Mas, en ese caso, en el que la solidaridad externa da prueba de sus límites, ¿cómo ser solidario? Si el conflicto sobre el tener emana de un conflicto en cuanto al poder, muchos dicen: “¿Qué podemos hacer nosotros?" ¿La democracia y la igualdad pueden ser transmitidas desde el exterior? ¿Militarmente? Muchos lo dudamos.
¿Pero quién se atrevería a pretender que esta desigualdad distributiva es sólo una cuestión interna en los países dónde se manifiesta? La potencial desigualdad distributiva no es sólo intranacional, sino también internacional, lo que hace pertinente una pregunta: ¿y si la desigualdad internacional se apoyase, con o sin cinismo, sobre la desigualdad intranacional? ¿Será la segunda una condición de posibilidad de la primera? O, dicho al revés, ¿a veces, no será la evidente desigualdad internacional la excusa retórica, pseudoexplicativa, de las desigualdades internas?
Tengo mis respuestas, pero plantearían una segunda serie de preguntas que me gustaría dejar pendientes hasta nuestro debate.

El conflicto necesario

Finalmente, me gustaría rehabilitar el conflicto no en su monstruosa versión como conflicto armado, sino como síntoma positivo de la democracia. En el plano de las ideas y la discusión, la unanimidad es sospechosa; el conflicto, la disputa, son necesarios. Cuando todo es plano, cuando la palabra de uno es la palabra de todos, la democracia ha muerto. Algunos de los que estamos aquí podemos recordar los edificantes cuentos sobre los pueblos felices de la URSS, China u otros lugares, tragados a pies juntillas por algunos ingenuos que trataban de culpabilizarnos por no creérnoslos. Ahora ya sabemos todo al respecto, los que lo creían y los que no lo creíamos. En menor grado, corren ahora nuevos cuentos edificantes de beatos, en torno a las insuperables virtudes del “liberalismo” económico, del mercado como tal, confinando la política a un papel de mero acompañante paliativo.

Más que nunca, sin duda, lo que exige nuestra solidaridad es permitir la disidencia de las opiniones, la crítica, la posibilidad de expresarse sin temer la prisión, la descalificación ignominiosa o mentirosa, el estrangulamiento financiero. Porque, como ha escrito Claude Lefort, “la originalidad política de la democracia” reside en ser “un régimen fundado sobre la legitimidad de un debate sobre lo legítimo y lo ilegítimo, debate que necesariamente carece de garantías y de finalización”. Necesitamos solidariamente este tipo de conflicto, prioritariamente allá donde evidentemente no hay democracia, pero también dónde a ojos vista ésta se desmorona.
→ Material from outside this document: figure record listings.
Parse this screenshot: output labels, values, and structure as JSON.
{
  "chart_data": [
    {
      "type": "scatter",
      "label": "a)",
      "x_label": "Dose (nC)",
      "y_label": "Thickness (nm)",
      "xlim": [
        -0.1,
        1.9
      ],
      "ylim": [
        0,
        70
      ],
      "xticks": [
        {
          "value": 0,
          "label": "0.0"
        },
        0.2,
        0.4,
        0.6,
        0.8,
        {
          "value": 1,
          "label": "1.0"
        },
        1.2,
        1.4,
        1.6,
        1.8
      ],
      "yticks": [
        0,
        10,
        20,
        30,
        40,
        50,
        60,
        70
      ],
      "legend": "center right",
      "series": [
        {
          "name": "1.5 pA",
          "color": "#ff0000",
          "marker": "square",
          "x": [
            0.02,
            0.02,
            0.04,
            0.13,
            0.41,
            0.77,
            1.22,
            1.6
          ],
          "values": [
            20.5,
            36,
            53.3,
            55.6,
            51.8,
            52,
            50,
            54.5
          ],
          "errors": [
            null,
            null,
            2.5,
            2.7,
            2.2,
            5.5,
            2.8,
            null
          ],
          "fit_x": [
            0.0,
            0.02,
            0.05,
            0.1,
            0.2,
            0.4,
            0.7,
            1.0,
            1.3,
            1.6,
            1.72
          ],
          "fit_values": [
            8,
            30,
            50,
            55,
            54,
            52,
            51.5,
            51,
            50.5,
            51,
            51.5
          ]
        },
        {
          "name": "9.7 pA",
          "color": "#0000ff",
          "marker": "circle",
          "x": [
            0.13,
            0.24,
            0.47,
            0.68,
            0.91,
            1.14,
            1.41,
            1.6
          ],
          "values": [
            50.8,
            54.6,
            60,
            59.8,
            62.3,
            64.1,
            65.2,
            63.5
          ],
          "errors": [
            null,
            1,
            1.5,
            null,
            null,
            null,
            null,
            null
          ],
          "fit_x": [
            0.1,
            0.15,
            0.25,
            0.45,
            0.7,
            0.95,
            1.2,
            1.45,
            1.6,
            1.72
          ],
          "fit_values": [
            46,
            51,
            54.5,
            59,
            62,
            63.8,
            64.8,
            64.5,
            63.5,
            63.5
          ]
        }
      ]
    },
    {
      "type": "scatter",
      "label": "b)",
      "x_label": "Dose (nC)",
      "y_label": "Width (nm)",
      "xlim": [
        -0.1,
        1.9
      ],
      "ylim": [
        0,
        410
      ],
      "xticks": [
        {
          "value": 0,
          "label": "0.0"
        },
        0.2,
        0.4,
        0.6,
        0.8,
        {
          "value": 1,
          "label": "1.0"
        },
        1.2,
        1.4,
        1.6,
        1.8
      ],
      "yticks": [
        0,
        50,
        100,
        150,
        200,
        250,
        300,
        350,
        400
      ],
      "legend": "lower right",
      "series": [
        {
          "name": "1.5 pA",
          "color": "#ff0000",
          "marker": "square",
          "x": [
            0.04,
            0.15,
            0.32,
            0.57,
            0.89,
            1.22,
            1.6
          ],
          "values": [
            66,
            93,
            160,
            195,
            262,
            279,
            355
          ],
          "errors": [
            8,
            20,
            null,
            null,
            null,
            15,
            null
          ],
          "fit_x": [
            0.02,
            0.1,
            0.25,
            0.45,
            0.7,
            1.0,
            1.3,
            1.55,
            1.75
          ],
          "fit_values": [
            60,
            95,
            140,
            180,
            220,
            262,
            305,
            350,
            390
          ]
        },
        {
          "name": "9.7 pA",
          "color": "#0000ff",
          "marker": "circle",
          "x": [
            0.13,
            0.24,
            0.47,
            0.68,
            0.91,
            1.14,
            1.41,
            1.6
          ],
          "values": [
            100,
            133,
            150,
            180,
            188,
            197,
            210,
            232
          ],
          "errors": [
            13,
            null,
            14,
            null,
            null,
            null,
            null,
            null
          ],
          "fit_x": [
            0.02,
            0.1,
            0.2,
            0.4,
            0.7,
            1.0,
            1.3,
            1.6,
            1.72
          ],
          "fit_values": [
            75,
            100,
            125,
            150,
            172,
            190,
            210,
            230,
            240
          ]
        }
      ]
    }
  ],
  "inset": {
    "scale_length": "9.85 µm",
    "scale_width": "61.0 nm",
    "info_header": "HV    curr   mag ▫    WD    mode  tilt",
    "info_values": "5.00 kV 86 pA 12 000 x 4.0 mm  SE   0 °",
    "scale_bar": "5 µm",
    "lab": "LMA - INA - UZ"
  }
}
Para acabar, como ciudadano francés diría que la reactivación de la participación política, del conflicto de ideas y de valores, de la pasión por el “bien común” en nuestro país podría ser una manera poderosa de ejercer, por “inducción” o ejemplaridad, nuestra solidaridad con el conjunto de la francofonía y con el resto del mundo.